Loyola University Chicago

School of Law


Loyola forum addresses lead poisoning in Chicago

Loyola forum addresses lead poisoning in Chicago

While tremendous strides have been made in recent years to address the problem of childhood lead poisoning, there is far more that needs to be done. Lead, like many environmental pollutants, impacts millions of children each year. Lead poisoning is not just a health issue, it is a social justice issue. Research indicates that children can be harmed by much lower levels of lead in their system than originally thought, and children who live in our most vulnerable communities are at a greater risk.

Representatives from the City of Chicago and Cook County public health departments, as well as national experts in lead poisoning, recently gathered at the Loyola University Chicago forum “The State of the City and County: An Issue Briefing on Lead Poisoning in Chicago and Cook,” held at the Philip H. Corboy Law Center, to discuss working together to combat issues surrounding lead poisoning and its devastating impact on families in local communities. The day’s topics included the primary sources of lead poisoning and effects on children, current responses in place to address the problem in Chicago and Cook County, and additional strategies that need to be implemented to eliminate lead poisoning in the most vulnerable communities.

A final panel of experts recommended several calls to action to forum participants to ensure the effective elimination of lead poisoning in our communities. Top priority actions included increasing federal and local funding to remove lead hazards in paint or pipes, and holding industries accountable for the burden of eliminating the hazards.
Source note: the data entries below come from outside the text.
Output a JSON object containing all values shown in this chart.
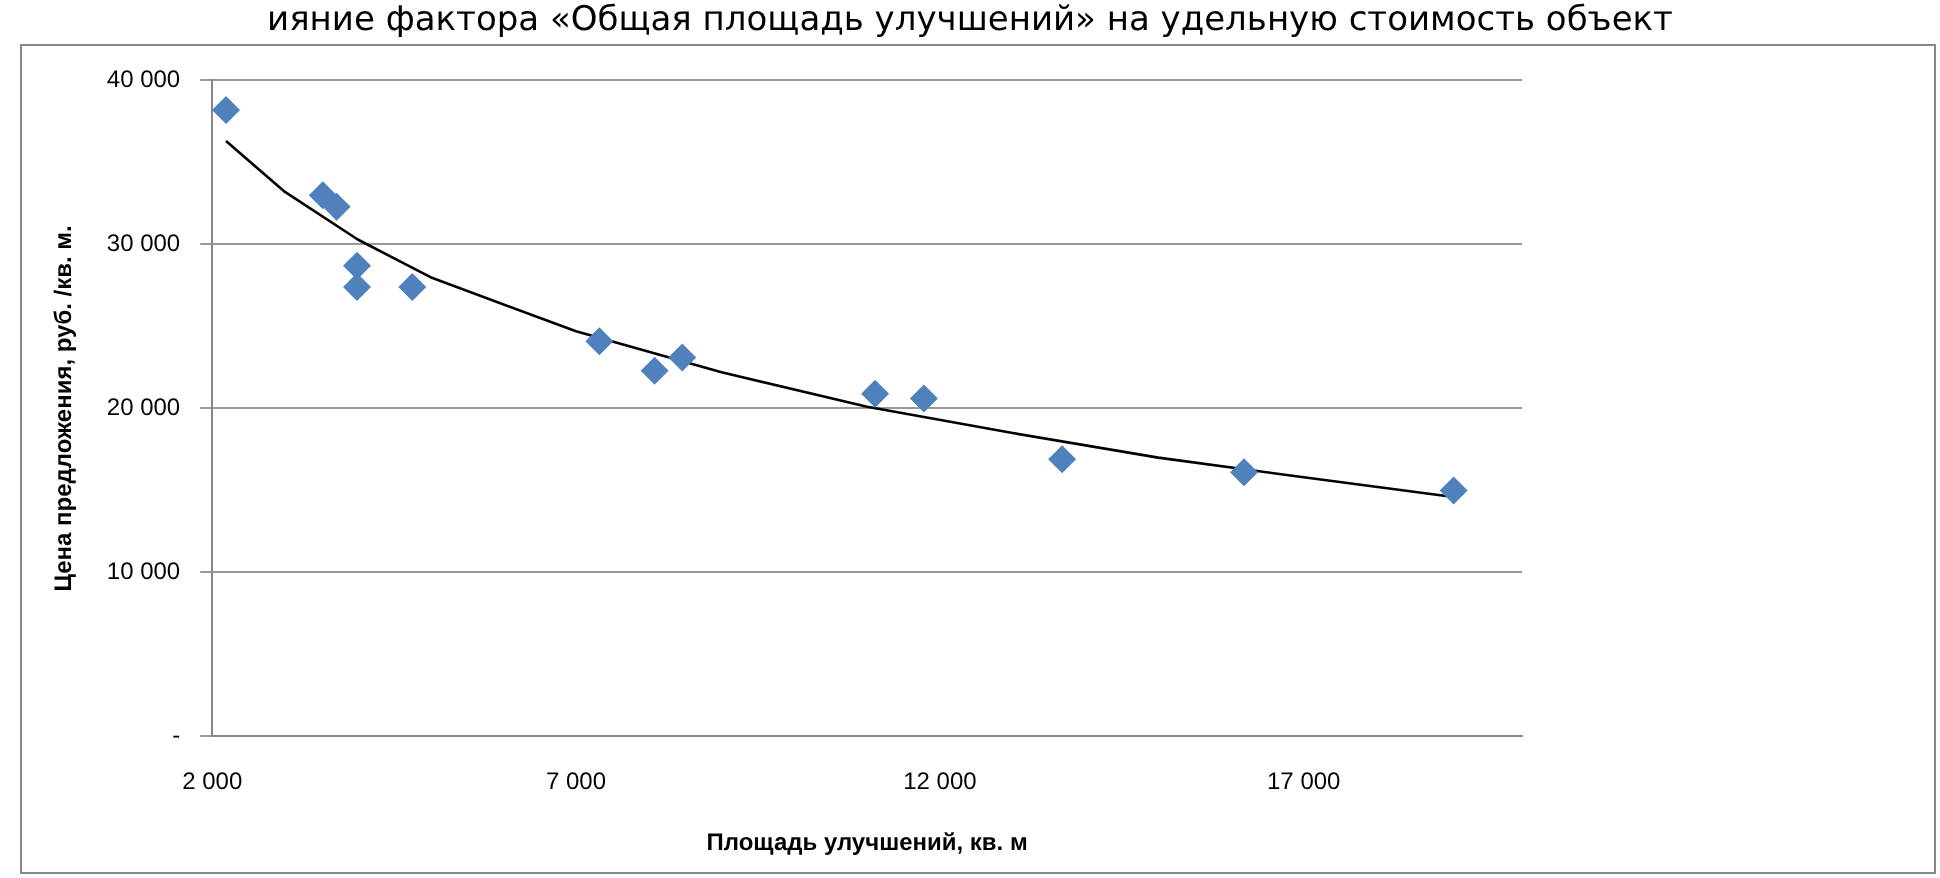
{
  "chart_data": {
    "type": "scatter",
    "title": "ияние фактора «Общая площадь улучшений» на удельную стоимость объект",
    "xlabel": "Площадь улучшений, кв. м",
    "ylabel": "Цена предложения, руб. /кв. м.",
    "xlim": [
      2000,
      20000
    ],
    "xticks": [
      {
        "value": 2000,
        "label": "2 000"
      },
      {
        "value": 7000,
        "label": "7 000"
      },
      {
        "value": 12000,
        "label": "12 000"
      },
      {
        "value": 17000,
        "label": "17 000"
      }
    ],
    "ylim": [
      0,
      40000
    ],
    "yticks": [
      {
        "value": 0,
        "label": "-"
      },
      {
        "value": 10000,
        "label": "10 000"
      },
      {
        "value": 20000,
        "label": "20 000"
      },
      {
        "value": 30000,
        "label": "30 000"
      },
      {
        "value": 40000,
        "label": "40 000"
      }
    ],
    "grid": "y",
    "legend": false,
    "marker": "diamond",
    "series": [
      {
        "type": "scatter",
        "color": "#4f81bd",
        "x": [
          2190,
          3520,
          3710,
          3990,
          3990,
          4750,
          7320,
          8080,
          8460,
          11110,
          11780,
          13680,
          16180,
          19060
        ],
        "values": [
          38200,
          33000,
          32300,
          28700,
          27400,
          27400,
          24100,
          22300,
          23100,
          20900,
          20600,
          16900,
          16100,
          15000
        ]
      },
      {
        "type": "line",
        "color": "#000000",
        "marker": "none",
        "x": [
          2190,
          3000,
          4000,
          5000,
          7000,
          9000,
          11000,
          13000,
          15000,
          17000,
          19060
        ],
        "values": [
          36300,
          33200,
          30300,
          28000,
          24700,
          22200,
          20100,
          18500,
          17000,
          15800,
          14600
        ]
      }
    ]
  }
}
Panelists also called for government assistance to initiate creative methods and incentives to address lead hazards in high-risk communities, and early intervention services for children harmed by lead in order to overcome developmental delays that can occur as a result of lead exposure.

“We’ve known for decades that lead harms children and communities,” said Anita Weinberg, director of Loyola’s ChildLaw Policy Institute, and a long-time advocate for lead-poisoning prevention. “It’s our collective responsibility to take action to ensure that children are not exposed to lead, and if they are, that their families have the supports and resources needed to mitigate the harm caused by sources of lead.” 

The lead forum at Loyola was organized by Weinberg, and Katherine Kafka Walts, director of the University’s Center for the Human Rights of Children (CHRC). Recognizing that children require special protections, the CHRC addresses critical and complex issues affecting children and youth, both locally and globally.  “Access to clean water and safe housing is a human rights issue,” said Kaufka Walks.  “Environmental protection is key to ensuring the future health and well-being of children around the world. We’re pleased that as a start, this forum has initiated a positive dialogue to address the devastating effects of childhood lead poisoning in our own backyard.”